In this clip, Linda Fisher, Carolyn Dobson, and Hillary Lewis-Wolfsen discuss the idea of a "think sheet" for students to record their thoughts and observations during the lesson.
LINDA FISHER: One of the features that you were putting in there is you have a “think sheet”. Can you tell me a little bit about the think sheet and why you think that’s important, and what it is, exactly?
HILLARY LEWIS-WOLFSEN: Well, it’s just a blank piece of paper that we hand out, right in the beginning of the lessons. It serves a couple of purposes. First, it has their name on the top—we don’t know the students, and that helps us to see their name. And second of all, it’s a blank canvas for them to do whatever thinking that they need to do. There’s no structure to it, we’re not helping them. We’re not handing them a structure to organize their thinking. So it’s pretty open.
LINDA FISHER: So it’s very open-ended. So why do you think that you don’t want them to have a pre-imposed structure on their thinking, like we typically would see in a worksheet?
CAROLYN DOBSON: We’re not trying to lead them anywhere! We’re trying to see where they will go, they’re the mathematicians, and let them discuss between themselves!
LINDA FISHER: One of the questions today is going to involve students using some tiles, and I know that we have three or four opposing ideas about why we should use tiles, why we shouldn’t use tiles, why we should make tiles optional. Can you give us some of the reasoning behind both sides of using tiles? We really want the observers to look and see what the effect of the tiles is on the student thinking.
HILLARY LEWIS-WOLFSEN: Well, I think for not using the tiles, a couple of the reasons were that we wanted to move away from having that manipulative and being able to think through the problem at a more advanced level, a more…
CAROLYN DOBSON: Abstract..
HILLARY LEWIS-WOLFSEN: abstract level, thank you.
LINDA FISHER: Efficient, I think, was the word?
HILLARY LEWIS-WOLFSEN: Yeah. Also, none of the other examples had used tiles per se, and so, would we be… did we need, at the end of a lesson, to add the tiles too?
LINDA FISHER: Yeah, so it was one more way of thinking about it without being one too many.
HILLARY LEWIS-WOLFSEN: Right.
LINDA FISHER: Okay, and Carolyn, I think you had quite a different opinion about the use of the tiles?
CAROLYN DOBSON: Yeah, I feel that you have a different perspective on a problem when you’re actually manipulating it.
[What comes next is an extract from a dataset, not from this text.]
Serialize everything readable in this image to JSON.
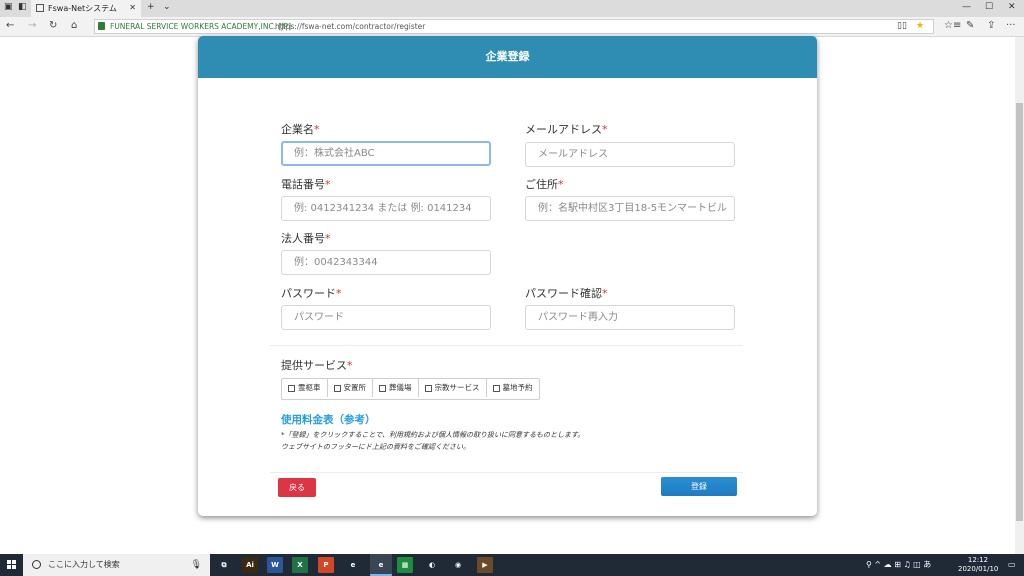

If you’re a person that usually manipulates numbers, when you manipulate things, or you’re forced into a diagram, you look at the problem, you see the problem differently, structurally. It’s like using a spatial kind of thinking instead of a logical-mathematical type of thinking. You get a more rounded view.
HILLARY LEWIS-WOLFSEN: In my own class, I do a lot of pair-sharing, I do a lot of allowing the kids think-time. I didn’t want this lesson to be so different from my style that I was uncomfortable. It had to be delivered in a way that I was comfortable. To establish the norms for doing math in my own classroom, it’s a process. We start off without, we don’t open a textbook for a couple of weeks. We start off with games and puzzles that they do collaboratively in groups, the focus is on working together, listening to each other. That sets the climate. We also do things like commend students who raise their hand and say, “I don’t know the answer, but this is what I’m thinking. “ I draw attention to those students and talk about how brave they are. We do a lot of number talk, so that the students can hear how other kids are thinking about numbers, so hopefully more and more other kids will share how they thought about the numbers. I also make sure that there is think time. There can’t always be think time. They always need quiet think time to process for themselves what’s going on with the problem.